Distribution Overview and Types

Overview

This lecture introduces statistical distributions, explains their importance in data analysis, covers common distribution types, and demonstrates how to visualize and interpret distributions using Python.

Introduction to Distributions

• Distributions describe how data values are spread and their frequency shapes.
• Understanding distributions is essential for data analysis, statistical inference, and machine learning.
• Statistical inference involves using samples to estimate population parameters due to the impracticality of collecting full population data.

Visualizing Distributions

• Histograms show the frequency of data values in intervals; the y-axis represents counts or frequencies.
• Symmetric distributions have mirror-image bars around the center; commonly related to the "normal" distribution.

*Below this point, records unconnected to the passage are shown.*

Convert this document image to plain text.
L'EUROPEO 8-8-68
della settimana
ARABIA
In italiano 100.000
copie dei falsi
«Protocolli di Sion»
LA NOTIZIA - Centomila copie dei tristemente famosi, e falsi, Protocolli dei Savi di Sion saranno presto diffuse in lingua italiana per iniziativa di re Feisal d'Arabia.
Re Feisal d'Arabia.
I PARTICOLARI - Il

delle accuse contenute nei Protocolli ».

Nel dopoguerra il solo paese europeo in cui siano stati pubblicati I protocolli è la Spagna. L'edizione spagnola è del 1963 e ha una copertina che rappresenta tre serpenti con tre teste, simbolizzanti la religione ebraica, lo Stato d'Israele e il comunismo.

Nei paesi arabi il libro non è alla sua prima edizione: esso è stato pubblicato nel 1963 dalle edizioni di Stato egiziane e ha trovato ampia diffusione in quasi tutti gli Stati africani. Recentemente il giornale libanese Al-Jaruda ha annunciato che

Importance and Types of Distribution Shapes

• Distributions help summarize and model datasets as well as validate statistical assumptions.
• Common shapes: symmetric (bell curve/normal), uniform (equal frequency), bimodal (two peaks), skewed left/right (longer tail on one side).
• Shape affects the relative positions of mean, median, and mode.

Exploring Dataset Distributions in Python

• Use lists or create synthetic data when datasets are unavailable.
• Functions like .unique() and .value_counts() help summarize categorical variables.
• Histograms can reveal data concentration, skewness, and possible outliers.

Discrete Distributions

• Discrete distributions model countable outcomes (e.g., dice rolls).
• Uniform discrete: all outcomes equally likely (e.g., fair die).
• Bernoulli: two outcomes (success/failure).
• Binomial: number of successes in fixed n trials.
• Geometric: number of trials until first success.
• Poisson: counts events in a fixed interval.

Continuous Distributions

• Continuous distributions cover infinite possible values within intervals.
• Uniform continuous: all values in interval equally likely.
• Normal distribution: bell-shaped curve, defined by mean and standard deviation.
• Student's t, exponential, gamma, and beta are other important continuous distributions.

Practical Use and Statistical Testing

• Many statistical tests (e.g., t-tests) require assumptions about underlying distributions.
• It's important to verify distribution assumptions before applying these tests.
• Overlaying theoretical distributions (e.g., normal) on data enables visual comparison, but formal tests are used for confirmation.

Key Terms & Definitions

• Distribution — The way data values are spread or arranged.
• Histogram — A plot showing frequency of data in intervals.
• Statistical Inference — Drawing conclusions about populations from samples.
• Symmetric Distribution — Both halves mirror each other around the center.
• Skewness — Asymmetry in data distribution; can be left (tail on left) or right (tail on right).
• Discrete Distribution — Deals with countable outcomes.
• Continuous Distribution — Deals with outcomes over intervals with infinite values.
• Normal Distribution — Bell-shaped, symmetric distribution defined by mean and standard deviation.
• Bernoulli/Binomial/Geometric/Poisson — Specific types of discrete distributions.

Action Items / Next Steps

• Review notebook functions for creating and analyzing distributions in Python.
• Practice generating histograms and identifying distribution types on given datasets.
• Attempt the exercise: plot and interpret the distribution of car mileage in the provided dataset.
• Prepare for future lessons on statistical testing of distribution assumptions.